In 2024, potential homebuyers find themselves cautiously optimistic about the prospect of relief on mortgage rates, propelled by the Federal Reserve's decision to conclude its two-year credit tightening campaign and shift toward easing rates. This pivotal move, announced on December 13, coupled with expert projections, paints a picture of evolving dynamics in the real estate market.
Matthew Vance, Americas head of multifamily research at CBRE, suggests an imminent shift in federal funds rates, anticipating the first rate cut in March 2024. Jessica Lautz, deputy chief economist at the National Association of Realtors (NAR), foresees incremental declines in mortgage rates, aiming for them to reach the 6% range by the spring of 2024. The pause in the Federal Reserve's rate hikes in September has already led to a notable decline in the average 30-year fixed-rate mortgage rate, providing a glimmer of affordability for prospective buyers.
However, this positive news on mortgage rates is juxtaposed against the persistent challenge of reducing home prices. Limited housing supply has sustained a four-month consecutive rise in home prices, reaching a median of $391,800 in October, up 3.4% from a year ago, according to NAR data. The shortage of affordable homes remains a critical issue, necessitating a substantial increase in housing supply—a process likely to extend over several years.
Vijay Marolia, managing partner and chief investment officer at Regal Point Capital, suggests that if the era of Fed rate hikes is indeed over, the upward trajectory of home prices should slow down in the next three to six months. However, achieving a balance in the housing market will require time, particularly given the current shortage.
Expectations point to the Fed initiating rate cuts in the first half of 2024, potentially bringing the fed funds rate to an estimated 4.6% by the end of the year, according to CBRE projections. Two additional rate cuts are anticipated next year as the economy slows, contributing to a rise in the supply of for-sale homes. Even a modest rate decrease can have a meaningful impact on consumers, potentially saving them a few hundred dollars a month, as highlighted by Lautz.

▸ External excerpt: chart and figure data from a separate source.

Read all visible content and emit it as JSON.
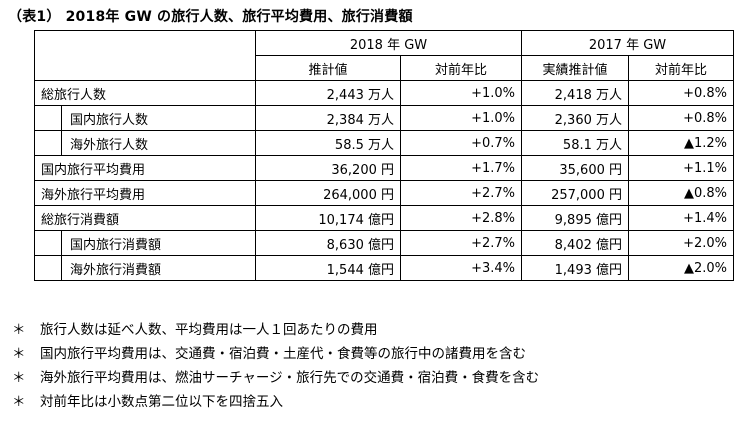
{
  "title": "（表1） 2018年 GW の旅行人数、旅行平均費用、旅行消費額",
  "header": {
    "group_2018": "2018 年 GW",
    "group_2017": "2017 年 GW",
    "col_est_2018": "推計値",
    "col_yoy_2018": "対前年比",
    "col_est_2017": "実績推計値",
    "col_yoy_2017": "対前年比"
  },
  "rows": [
    {
      "label": "総旅行人数",
      "indent": false,
      "v2018": "2,443 万人",
      "y2018": "+1.0%",
      "v2017": "2,418 万人",
      "y2017": "+0.8%"
    },
    {
      "label": "国内旅行人数",
      "indent": true,
      "v2018": "2,384 万人",
      "y2018": "+1.0%",
      "v2017": "2,360 万人",
      "y2017": "+0.8%"
    },
    {
      "label": "海外旅行人数",
      "indent": true,
      "v2018": "58.5 万人",
      "y2018": "+0.7%",
      "v2017": "58.1 万人",
      "y2017": "▲1.2%"
    },
    {
      "label": "国内旅行平均費用",
      "indent": false,
      "v2018": "36,200 円",
      "y2018": "+1.7%",
      "v2017": "35,600 円",
      "y2017": "+1.1%"
    },
    {
      "label": "海外旅行平均費用",
      "indent": false,
      "v2018": "264,000 円",
      "y2018": "+2.7%",
      "v2017": "257,000 円",
      "y2017": "▲0.8%"
    },
    {
      "label": "総旅行消費額",
      "indent": false,
      "v2018": "10,174 億円",
      "y2018": "+2.8%",
      "v2017": "9,895 億円",
      "y2017": "+1.4%"
    },
    {
      "label": "国内旅行消費額",
      "indent": true,
      "v2018": "8,630 億円",
      "y2018": "+2.7%",
      "v2017": "8,402 億円",
      "y2017": "+2.0%"
    },
    {
      "label": "海外旅行消費額",
      "indent": true,
      "v2018": "1,544 億円",
      "y2018": "+3.4%",
      "v2017": "1,493 億円",
      "y2017": "▲2.0%"
    }
  ],
  "notes": [
    {
      "mark": "＊",
      "text": "旅行人数は延べ人数、平均費用は一人１回あたりの費用"
    },
    {
      "mark": "＊",
      "text": "国内旅行平均費用は、交通費・宿泊費・土産代・食費等の旅行中の諸費用を含む"
    },
    {
      "mark": "＊",
      "text": "海外旅行平均費用は、燃油サーチャージ・旅行先での交通費・宿泊費・食費を含む"
    },
    {
      "mark": "＊",
      "text": "対前年比は小数点第二位以下を四捨五入"
    }
  ]
}
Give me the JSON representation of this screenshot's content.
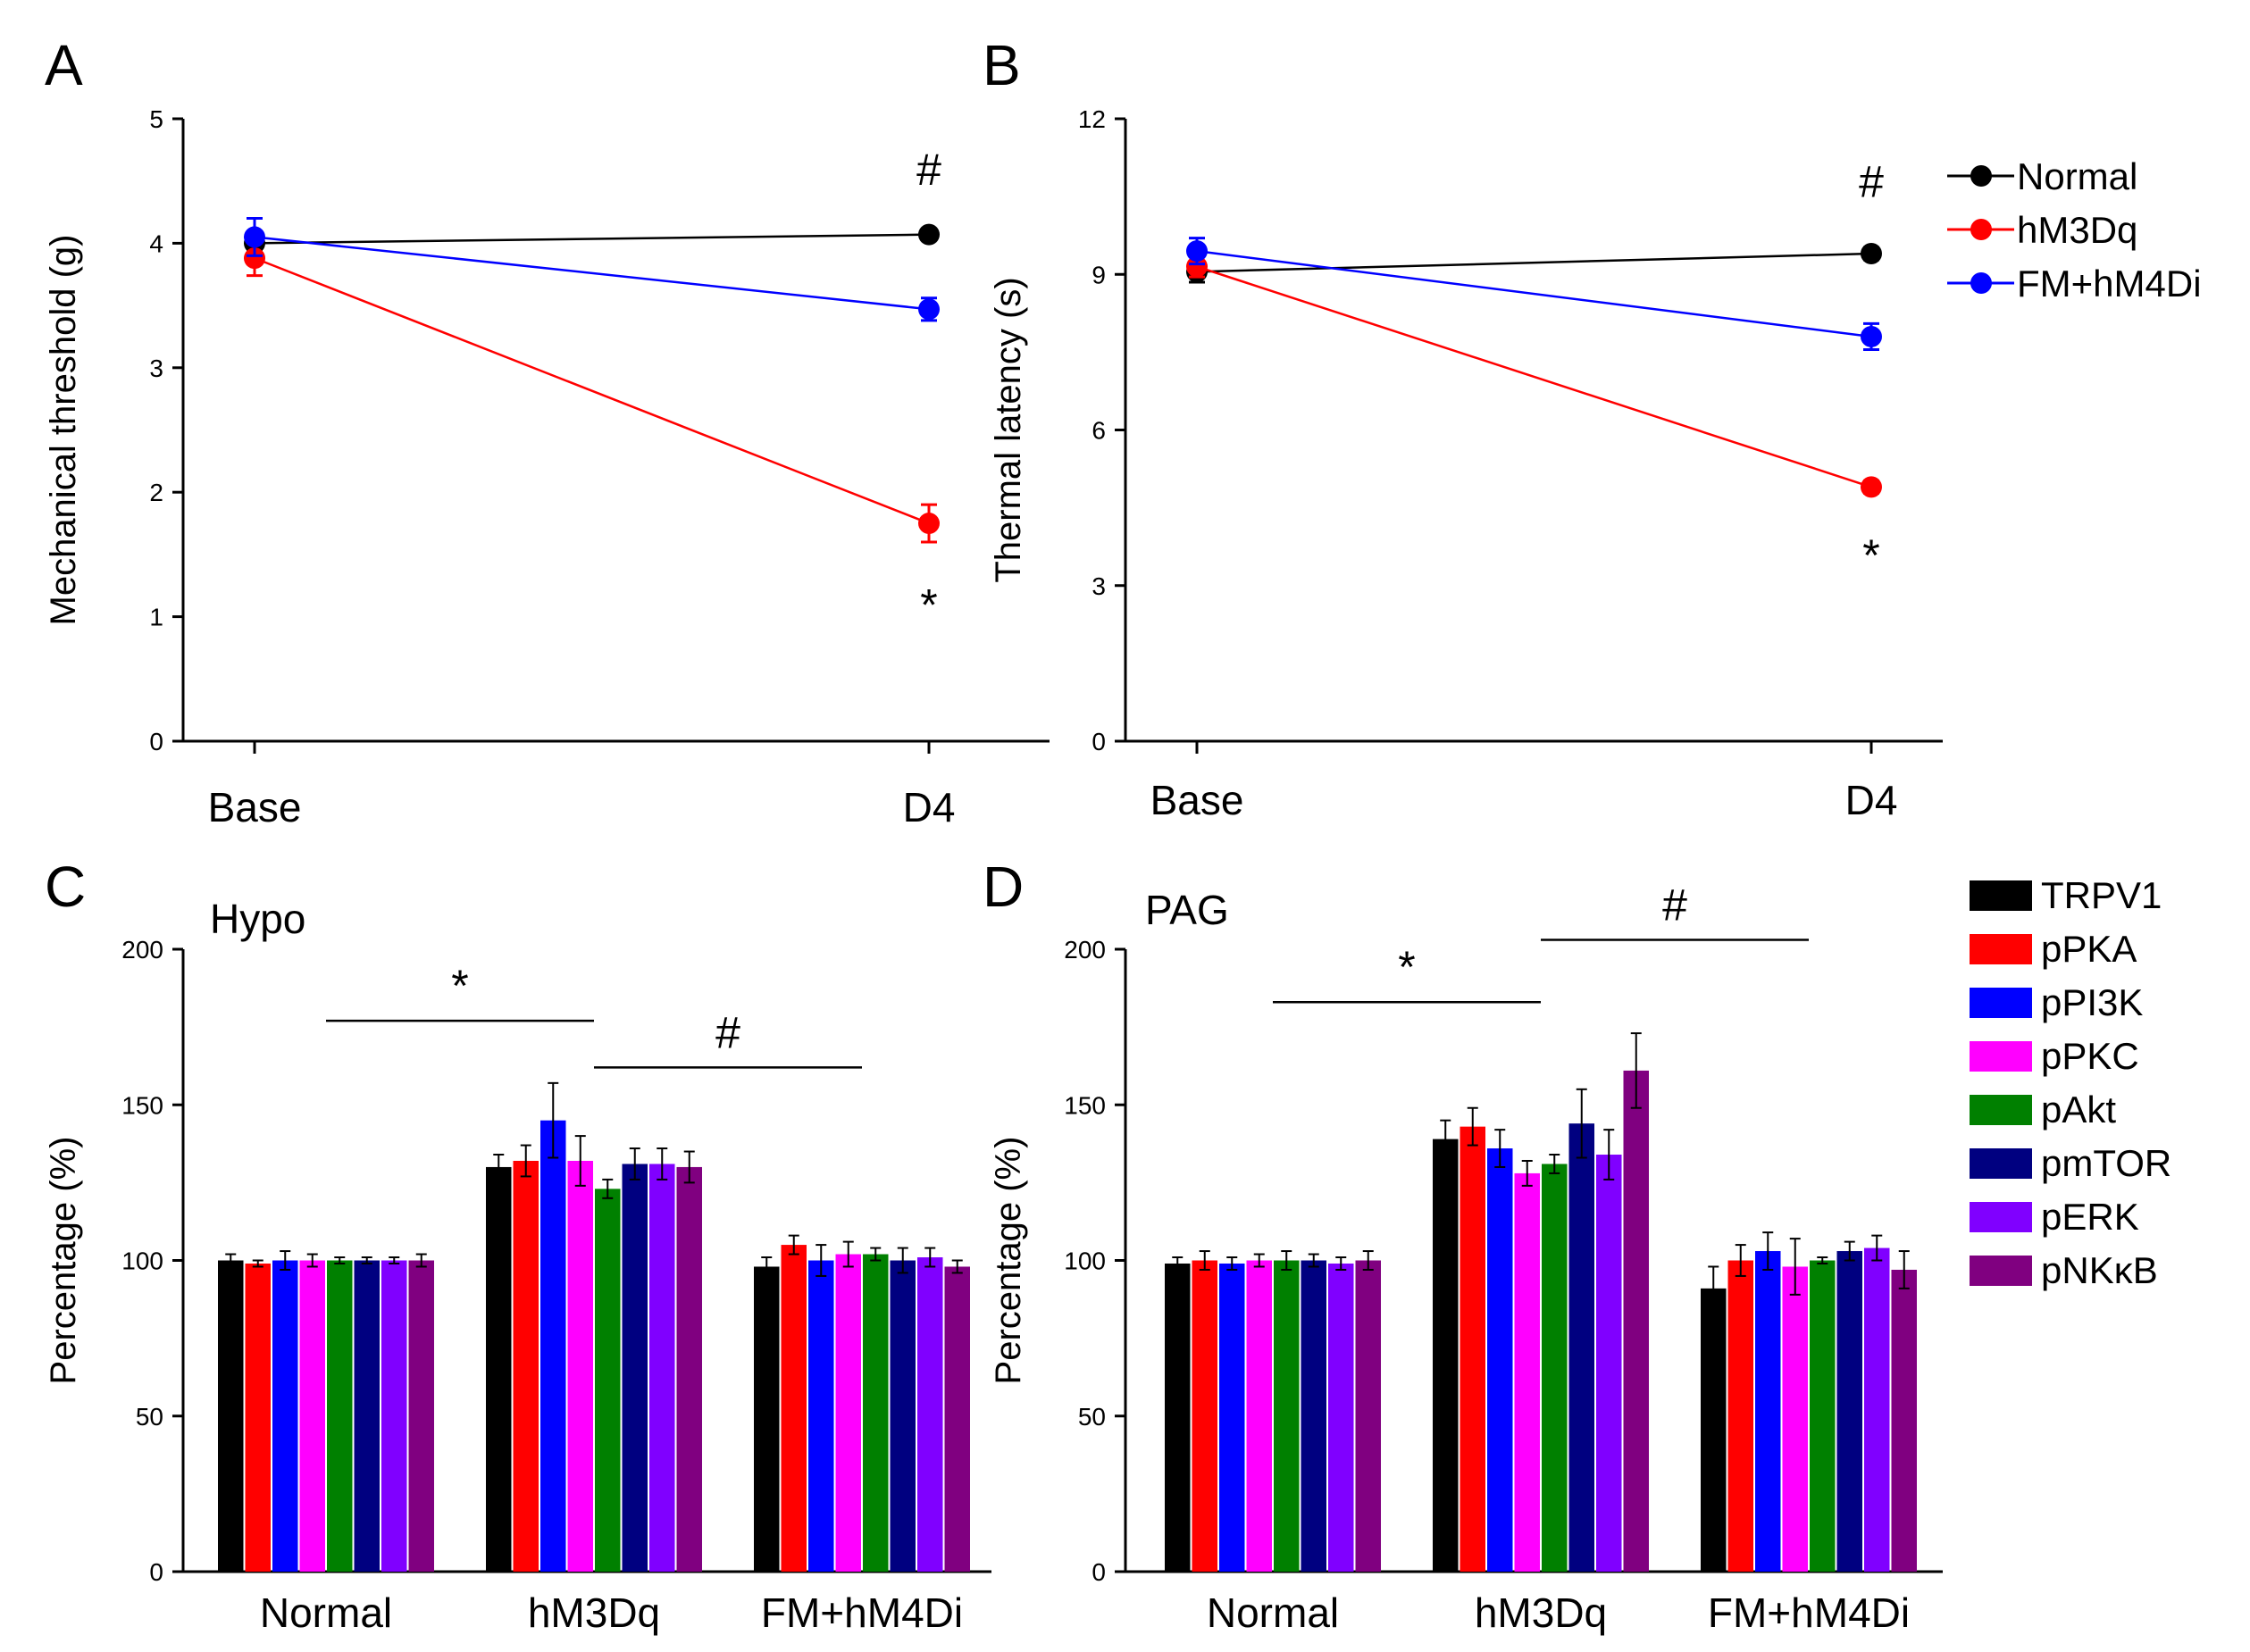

For those finding the current combination of high home prices and loan rates financially challenging, experts recommend a strategic approach. Waiting and using the time to save for a larger down payment, especially when traditional savings products offer attractive yields, could be a prudent financial move. In this dynamic landscape, the intersection of market conditions, Federal Reserve policies, and individual financial strategies will play a pivotal role in shaping the real estate landscape in the years to come.
Simultaneously, the residential real estate market has faced challenges, but amidst the fluctuations, homeownership remains a beacon of financial gain. The average homeowner has accrued approximately $20,000 in home equity over the past year, as revealed by a CoreLogic report on the third quarter of 2023. The collective equity value of mortgaged homes surged by an impressive $1.1 trillion year-over-year, marking a substantial 7% increase.
Geographic location plays a pivotal role in influencing the trajectory of a home's value. Hawaii homeowners experienced a remarkable $64,000 average surge in home equity over the past year, with 17 states witnessing increases of $20,000 or more. However, the equity landscape is not uniform across the nation, as Texas, New York, and Utah observed a decrease in average home equity year-over-year.
Home equity, defined as the value of an asset minus the outstanding debt, serves not only as a point of pride for homeowners but also as a valuable financial resource, particularly through avenues like home equity loans. The substantial increase in average home equity indicates that homeowners have not only enjoyed the appreciation in home values but have also diligently managed their mortgage payments.
Various factors contribute to the augmentation of home equity, such as mortgage repayments, larger initial down payments, and strategic refinancing to shorten the loan term. Market trends also play a pivotal role in influencing equity, as evidenced by surging home values across the U.S. throughout 2023, propelled by high mortgage rates and constrained inventory.
Forecasts from real estate giant Zillow in August hinted at a continued upward trajectory, predicting a 6.5% rise in home values by July 2024. In this dynamic environment, the interplay of market conditions, individual financial strategies, and the Federal Reserve's policies is shaping the future of the real estate landscape. Homebuyers and homeowners alike navigate these fluctuations with cautious optimism, strategically aligning themselves with a potentially evolving market.